Pero... ¿hubo algo de verdad en esta fantástica historia? Cierto tiempo después, nuestro ilustre ilustrado Fray Benito de Feijoo negó la mayor, sorprendiéndose que alguien tan culto como Dávila hubiera caído presa de la superchería popular. «El deseo de agradar», decía Feijoo, «es un golosina casi común a todos los hombres, y esta golosina es raíz fecunda de innumerables mentiras». Era obvio que alguien se la había colado a Dávila, porque no todos los documentos tienen por qué decir verdad, pero el tinglado, además, adquiría para Feijoo una importante vertiente teológica: ¿Pueden los animales, que no tienen Dios, ser citados a juicio ante un Tribunal Eclesiástico? Evidentemente no, y el caso era que la historieta, aventuraba no sin razón el religioso, se repetía aquí y acullá. En Candás, con delfines; en Portugal, con una plaga de hormigas; en Francia, con sabandijas. E, incluso, en la antigua Grecia: en 'La Batracomiomaquia', una parodia de la 'Ilíada' y a veces atribuida a Homero, la pugna entre ratas y ranas acababa siendo lidiada y sentenciada por Zeus.

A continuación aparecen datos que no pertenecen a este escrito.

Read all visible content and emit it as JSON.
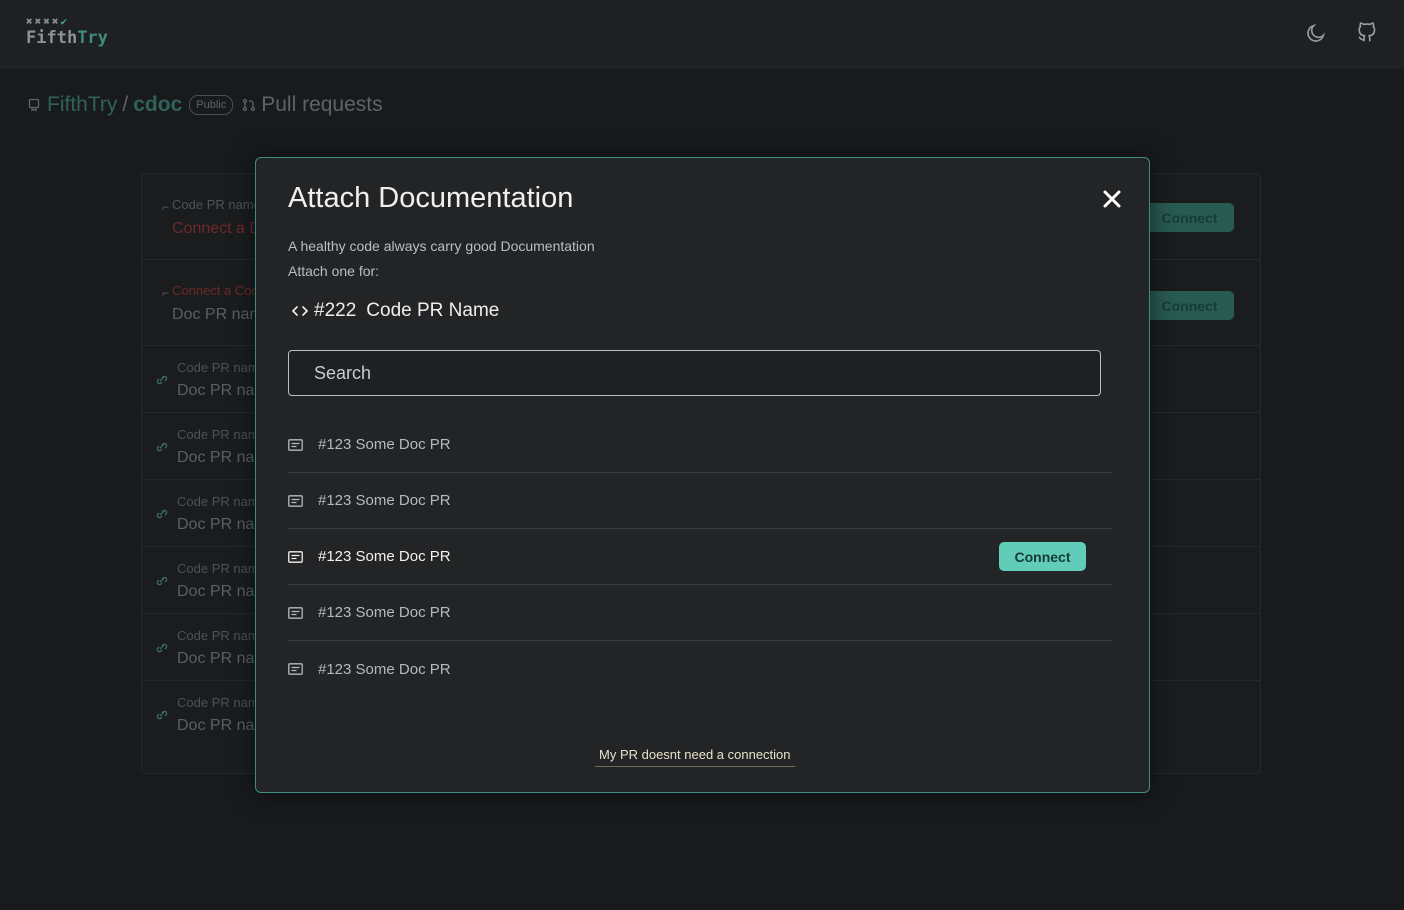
{
  "header": {
    "logo_marks": "✖✖✖✖",
    "logo_check": "✔",
    "logo_word_a": "Fifth",
    "logo_word_b": "Try",
    "theme_icon": "moon-icon",
    "github_icon": "github-icon"
  },
  "breadcrumb": {
    "org": "FifthTry",
    "separator": "/",
    "repo": "cdoc",
    "visibility": "Public",
    "section": "Pull requests"
  },
  "background_rows": [
    {
      "line1": "Code PR name",
      "line2": "Connect a D",
      "button": "Connect"
    },
    {
      "line1": "Connect a Cod",
      "line2": "Doc PR nam",
      "button": "Connect"
    },
    {
      "line1": "Code PR nam",
      "line2": "Doc PR nar"
    },
    {
      "line1": "Code PR nam",
      "line2": "Doc PR nar"
    },
    {
      "line1": "Code PR nam",
      "line2": "Doc PR nar"
    },
    {
      "line1": "Code PR nam",
      "line2": "Doc PR nar"
    },
    {
      "line1": "Code PR nam",
      "line2": "Doc PR nar"
    },
    {
      "line1": "Code PR nam",
      "line2": "Doc PR nar"
    }
  ],
  "modal": {
    "title": "Attach Documentation",
    "subtitle_line1": "A healthy code always carry good Documentation",
    "subtitle_line2": "Attach one for:",
    "target_number": "#222",
    "target_name": "Code PR Name",
    "search_placeholder": "Search",
    "items": [
      {
        "label": "#123 Some Doc PR"
      },
      {
        "label": "#123 Some Doc PR"
      },
      {
        "label": "#123 Some Doc PR",
        "button": "Connect"
      },
      {
        "label": "#123 Some Doc PR"
      },
      {
        "label": "#123 Some Doc PR"
      }
    ],
    "skip_link": "My PR doesnt need a connection"
  },
  "colors": {
    "accent": "#61cdb9",
    "modal_border": "#3f8c82",
    "background": "#181a1c"
  }
}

Era superchería, defendería Feijoo. Pero aquella historia imposible de los ratones exiliados también pudo haber sido una sátira, descarnada y absurda –como las buenas sátiras– que coincide en tiempo y forma con la figura real de uno de sus protagonistas, Diego Pérez. Dice González Novalín en su biografía sobre Fernando de Valdés, ínclito obispo de la época que llegaría a inquisidor general –uno de los más estrictos, protagonista de no pocas quemas de libros heréticos–, que precisamente en los años en los que se fraguó la historia andaban en pugna las iglesias y los monasterios asturianos con el Rey. Carlos V pretendía cobrar de ellos una cifra excesivamente elevada, en opinión de los clérigos, que amenazaron con dar cuentas al obispo Valdés. En todas aquellas pugnas medió Pérez, y en todas ellas para mal, implantando penas a doquier, tan irreverentes, en algunos casos, como el surrealista pleito ratonudo que los documentos aseguraron mucho después que protagonizó. ¿O es que acaso se creían que el fondo que subyace tras las revistas satíricas de nuestra época, de los memes risibles de internet o de nuestros chistes de barra de bar era nuevo? ¡Nada está inventado!